Starr has also been criticized for accepting a future post as a dean at Pepperdine University in California. The new position is funded in part by $1.1 million donated by Richard Mellon Scaife, a conservative billionaire who has underwritten several organizations whose primary purpose appears to be to attack and attempt to undermine the Clinton presidency.
The open-ended mandate of the independent counsel law has also been a focus of critics. According to neutral observers, Starr's investigation is taking too long. But because the grand jury process is by law secret the public has little idea what he is doing, and there are no checks or balances written into the law to ensure in mid-investigation that Starr's efforts are worth all the time and money being expended.
THERE are other costs of his investigation as well, such as the damage done to the nation of having a presidency operating under a perpetual cloud of suspicion.
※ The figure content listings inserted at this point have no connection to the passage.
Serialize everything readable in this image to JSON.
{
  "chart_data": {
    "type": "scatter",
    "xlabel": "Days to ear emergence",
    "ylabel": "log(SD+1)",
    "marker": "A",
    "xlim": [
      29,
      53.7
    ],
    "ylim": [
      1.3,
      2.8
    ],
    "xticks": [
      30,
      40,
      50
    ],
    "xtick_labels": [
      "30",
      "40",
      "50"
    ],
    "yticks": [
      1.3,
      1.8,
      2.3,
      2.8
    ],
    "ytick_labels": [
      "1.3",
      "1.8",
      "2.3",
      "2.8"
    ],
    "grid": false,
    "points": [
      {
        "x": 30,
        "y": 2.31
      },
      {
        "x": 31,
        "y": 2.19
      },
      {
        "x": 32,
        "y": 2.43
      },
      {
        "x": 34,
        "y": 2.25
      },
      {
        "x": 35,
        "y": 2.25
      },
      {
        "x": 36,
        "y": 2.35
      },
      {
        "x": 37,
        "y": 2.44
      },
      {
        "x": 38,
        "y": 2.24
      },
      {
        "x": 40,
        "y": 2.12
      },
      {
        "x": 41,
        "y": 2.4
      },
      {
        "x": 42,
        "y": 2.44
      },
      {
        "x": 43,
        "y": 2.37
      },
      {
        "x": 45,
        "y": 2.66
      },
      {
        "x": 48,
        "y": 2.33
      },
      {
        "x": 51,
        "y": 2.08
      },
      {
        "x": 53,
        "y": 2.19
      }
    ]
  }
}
"I wouldn't ever assume he is investigating something to prove something. It is just as likely he is investigating something to disprove it," says Tex Lezar, a Dallas lawyer who served with Starr in the Justice Department in the early 1980s.
But that is little consolation to Democratic activists who fear the ever-expanding investigation will likely make it more difficult to elect Democrats to Congress later this year.
Those who know Starr well say he will not be swayed by public criticism and attacks from either side. They say no matter how nasty the White House's anti-Starr campaign grows, he will not turn partisan and vindictive, as some Clinton supporters have suggested.
"If there is any justice out there, time will show him for what he is, an honest, straight-shooting guy," says Judge Kozinsky. But the judge quickly adds, "Whether there is any justice in Washington is, I think, an open question."
Loren Allen Smith, chief judge of US Claims Court in Washington dates his friendship with Starr from 1980. "He has a very strong moral sense," he says of Starr. "I think at a very deep level it affects the way he deals with people and views the world. He is just a person who I think is fundamentally decent."